誰もがこうした状況からの脱出を待ち望んでいるのは確かなのですが、そうした方向が一向に見えてこないのは歯痒いばかりです。

 経済優先の方向性だけははっきりと見えてきました。国民も経済活動に重きを置いた政策を全否定しているわけではありませんが、一方の危機、感染増加への緊急の対策も望んでいるのです。

そうした対策も国がリーダーシップをとらずに、都道府県にその役割りを任せるようでは困ります。国には、国としての果たすべき約割があるはずです。もちろん、その責任も重大であることも確かですが、その重さに絶えかねて逃げ出すようでは困ります。

 私たちが望むことは、リーダーたちには原稿を棒読みすることなく、ハッキリとものを言うことです。

時には、間違いや方向のずれもあるでしょうが、それはそれで修正すれば良いこと。今の状況は、いたずらに時間を浪費しているだけのように見えます。

経済の崩壊は、国の存亡にも関わる問題です。その結果、多少の犠牲は致し方ないという方向にシフトアップしてしまったようですし、ただひたすらワクチン開発までの時間を稼いでいるといった状況に見えます。

 黒姫のブナ林をこよなく愛し、その復活に力をそそいだCWニコルさんが亡くなってまもなく四ヶ月、彼の生き方は波乱万丈といってもいいでしょう。そうした人生の中で見出した生き方、『素晴らしい森がよみがえるには、まず自然が見えること、感じることができる人が必要。しかし自然音痴の人が今増えているのが心配です。』

私たちの周りの自然を見ると、山林は荒れ放題、荒れた山林にはゴミの山。きれいに管理され四季の恵みを与えてくれた山林の面影は全くありません。しかし、地主も行政もその状況を憂えているようには思われません。経済効率だけが優先された結果、私たちが幼かった頃の山裾の湧水や用水路はコンクリートで固められてしまいました。

 人間は自然との共存なくしては生きることができないということを忘れ、経済万能と考えるようになってしまったのでしょうか。

自然との共存は、今すぐにでも考えなければならないのに、そうできないのは、知能ある人間の最大の弱点ではないでしょうか。
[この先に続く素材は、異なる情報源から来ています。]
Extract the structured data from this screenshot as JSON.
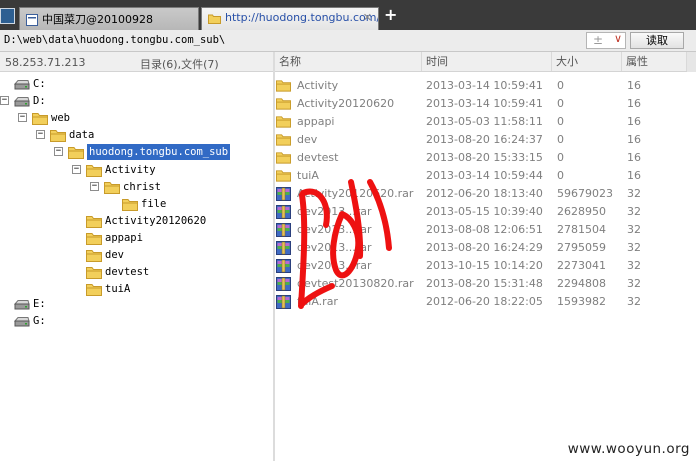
{
  "tabs": [
    {
      "label": "中国菜刀@20100928",
      "active": false
    },
    {
      "label": "http://huodong.tongbu.com/...",
      "active": true
    }
  ],
  "new_tab_label": "+",
  "path": "D:\\web\\data\\huodong.tongbu.com_sub\\",
  "combo_plus": "±",
  "read_button": "读取",
  "left": {
    "ip": "58.253.71.213",
    "counts": "目录(6),文件(7)"
  },
  "tree": [
    {
      "label": "C:",
      "kind": "drive",
      "depth": 0
    },
    {
      "label": "D:",
      "kind": "drive",
      "depth": 0,
      "expander": "−"
    },
    {
      "label": "web",
      "kind": "folder",
      "depth": 1,
      "expander": "−"
    },
    {
      "label": "data",
      "kind": "folder",
      "depth": 2,
      "expander": "−"
    },
    {
      "label": "huodong.tongbu.com_sub",
      "kind": "folder",
      "depth": 3,
      "expander": "−",
      "selected": true
    },
    {
      "label": "Activity",
      "kind": "folder",
      "depth": 4,
      "expander": "−"
    },
    {
      "label": "christ",
      "kind": "folder",
      "depth": 5,
      "expander": "−"
    },
    {
      "label": "file",
      "kind": "folder",
      "depth": 6
    },
    {
      "label": "Activity20120620",
      "kind": "folder",
      "depth": 4
    },
    {
      "label": "appapi",
      "kind": "folder",
      "depth": 4
    },
    {
      "label": "dev",
      "kind": "folder",
      "depth": 4
    },
    {
      "label": "devtest",
      "kind": "folder",
      "depth": 4
    },
    {
      "label": "tuiA",
      "kind": "folder",
      "depth": 4
    },
    {
      "label": "E:",
      "kind": "drive",
      "depth": 0
    },
    {
      "label": "G:",
      "kind": "drive",
      "depth": 0
    }
  ],
  "columns": [
    "名称",
    "时间",
    "大小",
    "属性"
  ],
  "files": [
    {
      "name": "Activity",
      "time": "2013-03-14 10:59:41",
      "size": "0",
      "attr": "16",
      "kind": "folder"
    },
    {
      "name": "Activity20120620",
      "time": "2013-03-14 10:59:41",
      "size": "0",
      "attr": "16",
      "kind": "folder"
    },
    {
      "name": "appapi",
      "time": "2013-05-03 11:58:11",
      "size": "0",
      "attr": "16",
      "kind": "folder"
    },
    {
      "name": "dev",
      "time": "2013-08-20 16:24:37",
      "size": "0",
      "attr": "16",
      "kind": "folder"
    },
    {
      "name": "devtest",
      "time": "2013-08-20 15:33:15",
      "size": "0",
      "attr": "16",
      "kind": "folder"
    },
    {
      "name": "tuiA",
      "time": "2013-03-14 10:59:44",
      "size": "0",
      "attr": "16",
      "kind": "folder"
    },
    {
      "name": "Activity20120620.rar",
      "time": "2012-06-20 18:13:40",
      "size": "59679023",
      "attr": "32",
      "kind": "rar"
    },
    {
      "name": "dev2013...rar",
      "time": "2013-05-15 10:39:40",
      "size": "2628950",
      "attr": "32",
      "kind": "rar"
    },
    {
      "name": "dev2013...rar",
      "time": "2013-08-08 12:06:51",
      "size": "2781504",
      "attr": "32",
      "kind": "rar"
    },
    {
      "name": "dev2013...rar",
      "time": "2013-08-20 16:24:29",
      "size": "2795059",
      "attr": "32",
      "kind": "rar"
    },
    {
      "name": "dev2013...rar",
      "time": "2013-10-15 10:14:20",
      "size": "2273041",
      "attr": "32",
      "kind": "rar"
    },
    {
      "name": "devtest20130820.rar",
      "time": "2013-08-20 15:31:48",
      "size": "2294808",
      "attr": "32",
      "kind": "rar"
    },
    {
      "name": "tuiA.rar",
      "time": "2012-06-20 18:22:05",
      "size": "1593982",
      "attr": "32",
      "kind": "rar"
    }
  ],
  "watermark": "www.wooyun.org",
  "colors": {
    "folder": "#f2cf5b",
    "folder_stroke": "#c89b2a",
    "selection": "#316ac5",
    "scribble": "#ee1111"
  },
  "icons": {
    "folder": "folder-icon",
    "rar": "rar-archive-icon",
    "drive": "drive-icon",
    "tab": "page-icon"
  }
}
近代化とは、経済を発展させることが条件でしたが、今や、自然を破壊することとどちらが優先すべきか考え直さなければなりません。

レジ袋の有料化をその一歩と考える人もいるでしょうが、スタンドプレーにしか見えません。単に有料化しただけで、廃止したわけではありません。プラスチックゴミを完全になくすには、それこそ百年単位の時間が必要でしょうが、相変わらずですプラスチック製品は作られ続けています。

しかし、自然の変化はそれほど悠長ではありません。近い将来、人類は自然の反撃の前に立ち打ちできない状況になるかもしれません。

自然災害の多さは年を追って多くなり、その規模も大きくなっています。これもまた、自然を無視した人間に対する反撃かもしれません。

人類の存在も永遠ではないことは自明の理ですが、人類自身がその寿命を縮めるようなことに加担はしたくないものです。